Latent variable identification is a unifying problem formulation technique for unsupervised machine learning and big data analytics. Interesting applications include topic modeling, community detection, hyperspectral unmixing, to name just a few. Identifiability arises as a fundamental issue since it amounts to answering whether the latent structure can truly be learned without the help of labeled data. Among many approaches that have identifiability guarantees, this talk focuses on nonnegative matrix factorization (NMF)-type methods. NMF is widely and successfully used in many applications, but a theoretical understanding on why it is able to identify latent variables used to be very limited. The take-home point of this talk is that a latent variable can be uniquely identified if it is sufficiently scattered, an assumption inspired by convex geometry, using either plain NMF model or in addition with a "volume" regularization. This principle is demonstrated in the application of hidden Markov model (HMM) identification, which shows that a HMM can be uniquely identified from the pairwise co-occurrences, which is particularly suitable for applications where the possible outcomes of the observations is relatively large, for example in topic modeling. We show that we can learn topics with higher quality if documents are modeled as observations of HMMs sharing the same emission (topic) probability, compared to the simple but widely used bag-of-words model.

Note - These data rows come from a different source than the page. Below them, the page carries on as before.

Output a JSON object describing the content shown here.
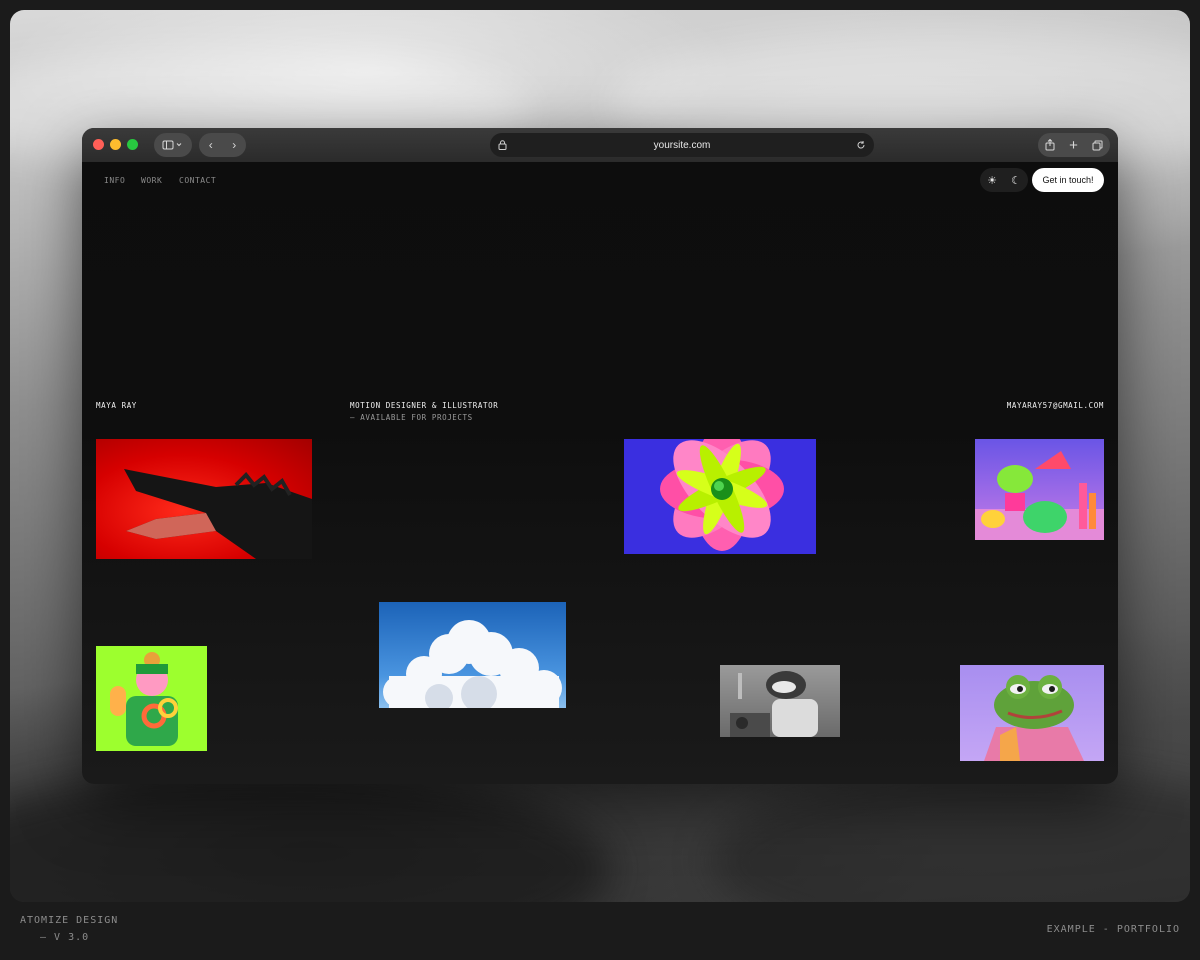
{
  "browser": {
    "url": "yoursite.com"
  },
  "nav": {
    "items": [
      "INFO",
      "WORK",
      "CONTACT"
    ],
    "cta_label": "Get in touch!"
  },
  "hero": {
    "name": "MAYA RAY",
    "role": "MOTION DESIGNER & ILLUSTRATOR",
    "availability": "— AVAILABLE FOR PROJECTS",
    "email": "MAYARAY57@GMAIL.COM"
  },
  "footer": {
    "brand": "ATOMIZE DESIGN",
    "version": "— V 3.0",
    "label": "EXAMPLE - PORTFOLIO"
  },
  "colors": {
    "page_bg": "#1b1b1b",
    "site_bg": "#0d0d0d",
    "traffic_red": "#ff5f57",
    "traffic_yellow": "#febc2e",
    "traffic_green": "#28c840"
  }
}
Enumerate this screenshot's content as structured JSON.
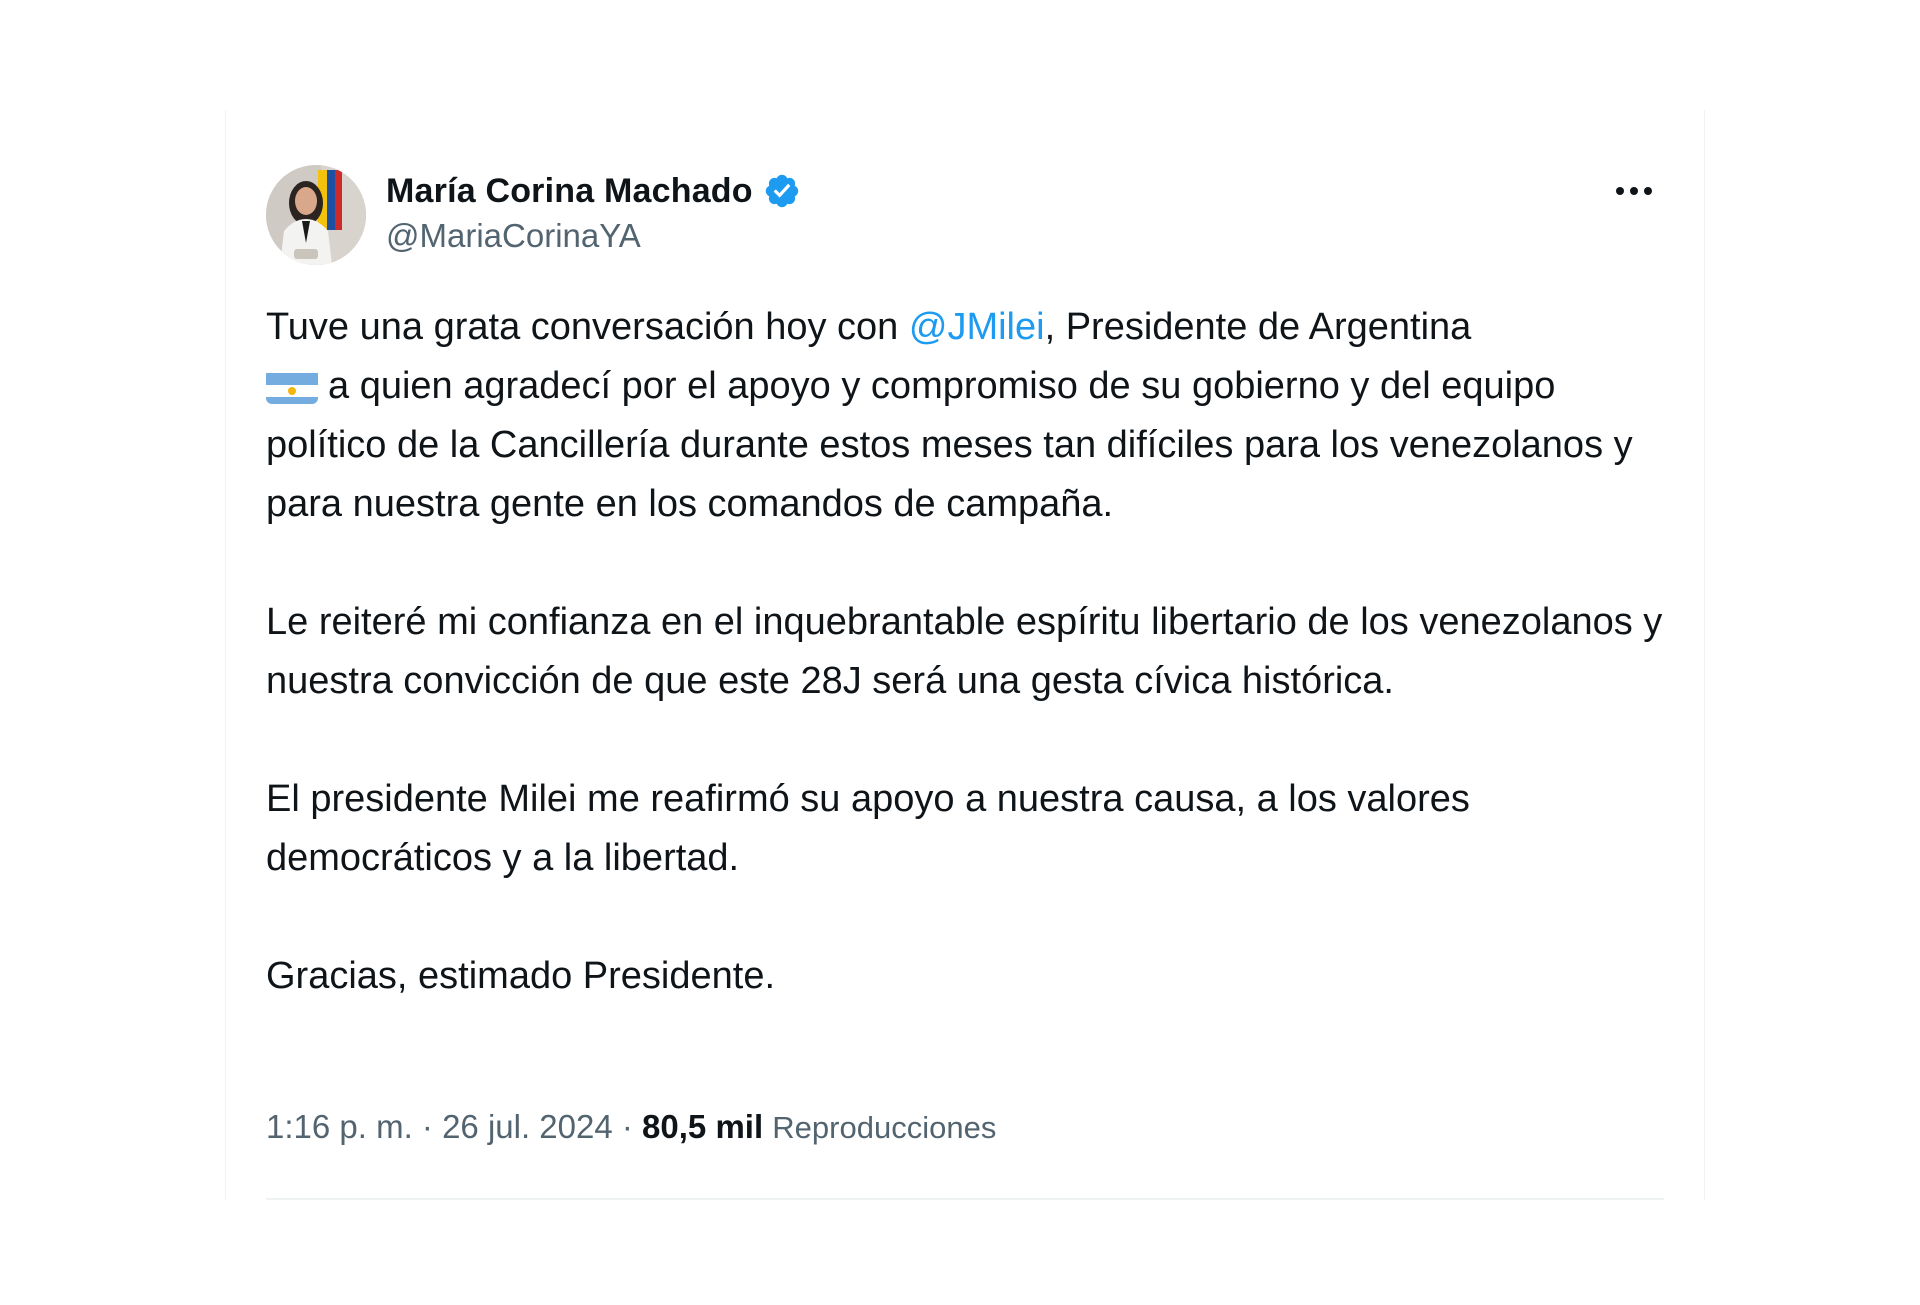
{
  "author": {
    "display_name": "María Corina Machado",
    "handle": "@MariaCorinaYA",
    "verified": true,
    "verified_color": "#1d9bf0"
  },
  "tweet": {
    "p1_before_mention": "Tuve una grata conversación hoy con ",
    "mention": "@JMilei",
    "p1_after_mention": ", Presidente de Argentina",
    "p1_flag_icon": "argentina-flag-emoji",
    "p1_after_flag": "a quien agradecí por el apoyo y compromiso de su gobierno y del equipo político de la Cancillería durante estos meses tan difíciles para los venezolanos y para nuestra gente en los comandos de campaña.",
    "p2": "Le reiteré mi confianza en el inquebrantable espíritu libertario de los venezolanos y nuestra convicción de que este 28J será una gesta cívica histórica.",
    "p3": "El presidente Milei me reafirmó su apoyo a nuestra causa, a los valores democráticos y a la libertad.",
    "p4": "Gracias, estimado Presidente."
  },
  "meta": {
    "time": "1:16 p. m.",
    "separator": " · ",
    "date": "26 jul. 2024",
    "views_count": "80,5 mil",
    "views_label": "Reproducciones"
  },
  "icons": {
    "more": "more-horizontal-icon",
    "verified": "verified-badge-icon"
  },
  "colors": {
    "text": "#0f1419",
    "secondary": "#536471",
    "link": "#1d9bf0"
  }
}
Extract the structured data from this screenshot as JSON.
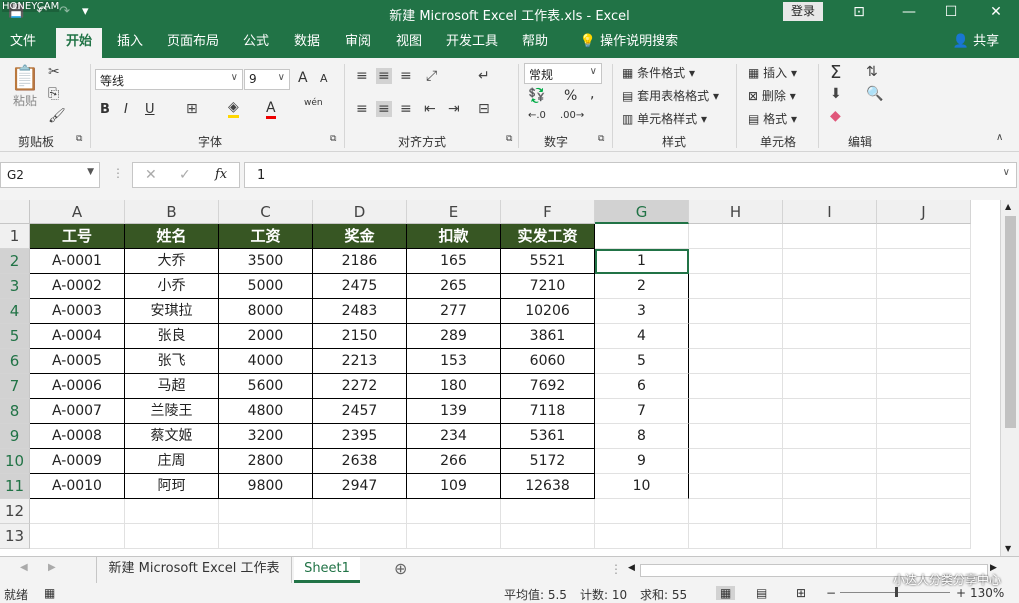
{
  "watermark_top": "HONEYCAM",
  "watermark_bottom": "小达人分类分享中心",
  "titlebar": {
    "title": "新建 Microsoft Excel 工作表.xls  -  Excel",
    "login": "登录",
    "qat_save": "💾",
    "qat_undo": "↶",
    "qat_redo": "↷",
    "qat_more": "▾",
    "win_ribbon": "⊡",
    "win_min": "—",
    "win_max": "☐",
    "win_close": "✕"
  },
  "tabs": [
    "文件",
    "开始",
    "插入",
    "页面布局",
    "公式",
    "数据",
    "审阅",
    "视图",
    "开发工具",
    "帮助"
  ],
  "tell_me": "操作说明搜索",
  "share": "共享",
  "ribbon": {
    "clipboard": {
      "label": "剪贴板",
      "paste": "粘贴"
    },
    "font": {
      "label": "字体",
      "name": "等线",
      "size": "9",
      "bold": "B",
      "italic": "I",
      "underline": "U",
      "grow": "A",
      "shrink": "A",
      "color_a": "A",
      "wen": "wén"
    },
    "alignment": {
      "label": "对齐方式"
    },
    "number": {
      "label": "数字",
      "format": "常规",
      "percent": "%",
      "comma": ","
    },
    "styles": {
      "label": "样式",
      "conditional": "条件格式",
      "table_format": "套用表格格式",
      "cell_style": "单元格样式"
    },
    "cells": {
      "label": "单元格",
      "insert": "插入",
      "delete": "删除",
      "format": "格式"
    },
    "editing": {
      "label": "编辑",
      "sum": "Σ"
    }
  },
  "formula_bar": {
    "name_box": "G2",
    "fx": "fx",
    "value": "1"
  },
  "columns": [
    "A",
    "B",
    "C",
    "D",
    "E",
    "F",
    "G",
    "H",
    "I",
    "J"
  ],
  "rows": [
    "1",
    "2",
    "3",
    "4",
    "5",
    "6",
    "7",
    "8",
    "9",
    "10",
    "11",
    "12",
    "13"
  ],
  "table": {
    "headers": [
      "工号",
      "姓名",
      "工资",
      "奖金",
      "扣款",
      "实发工资"
    ],
    "rows": [
      [
        "A-0001",
        "大乔",
        "3500",
        "2186",
        "165",
        "5521"
      ],
      [
        "A-0002",
        "小乔",
        "5000",
        "2475",
        "265",
        "7210"
      ],
      [
        "A-0003",
        "安琪拉",
        "8000",
        "2483",
        "277",
        "10206"
      ],
      [
        "A-0004",
        "张良",
        "2000",
        "2150",
        "289",
        "3861"
      ],
      [
        "A-0005",
        "张飞",
        "4000",
        "2213",
        "153",
        "6060"
      ],
      [
        "A-0006",
        "马超",
        "5600",
        "2272",
        "180",
        "7692"
      ],
      [
        "A-0007",
        "兰陵王",
        "4800",
        "2457",
        "139",
        "7118"
      ],
      [
        "A-0008",
        "蔡文姬",
        "3200",
        "2395",
        "234",
        "5361"
      ],
      [
        "A-0009",
        "庄周",
        "2800",
        "2638",
        "266",
        "5172"
      ],
      [
        "A-0010",
        "阿珂",
        "9800",
        "2947",
        "109",
        "12638"
      ]
    ]
  },
  "g_column": [
    "1",
    "2",
    "3",
    "4",
    "5",
    "6",
    "7",
    "8",
    "9",
    "10"
  ],
  "sheets": [
    "新建 Microsoft Excel 工作表",
    "Sheet1"
  ],
  "add_sheet": "⊕",
  "status": {
    "ready": "就绪",
    "average": "平均值: 5.5",
    "count": "计数: 10",
    "sum": "求和: 55",
    "zoom": "130%",
    "zoom_minus": "−",
    "zoom_plus": "+"
  },
  "colors": {
    "excel_green": "#217346",
    "header_fill": "#375623"
  }
}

Kejun Huang received the Ph.D. degree in Electrical Engineering from the University of Minnesota, Minneapolis, MN, USA in 2016. He is currently a Postdoctoral Associate at the Department of Electrical and Computer Engineering, University of Minnesota, Minneapolis, MN, USA. His research interests include signal processing, machine learning, big data analytics, and optimization, with special focus on identifiability analysis and non-convex algorithm design for latent variable models.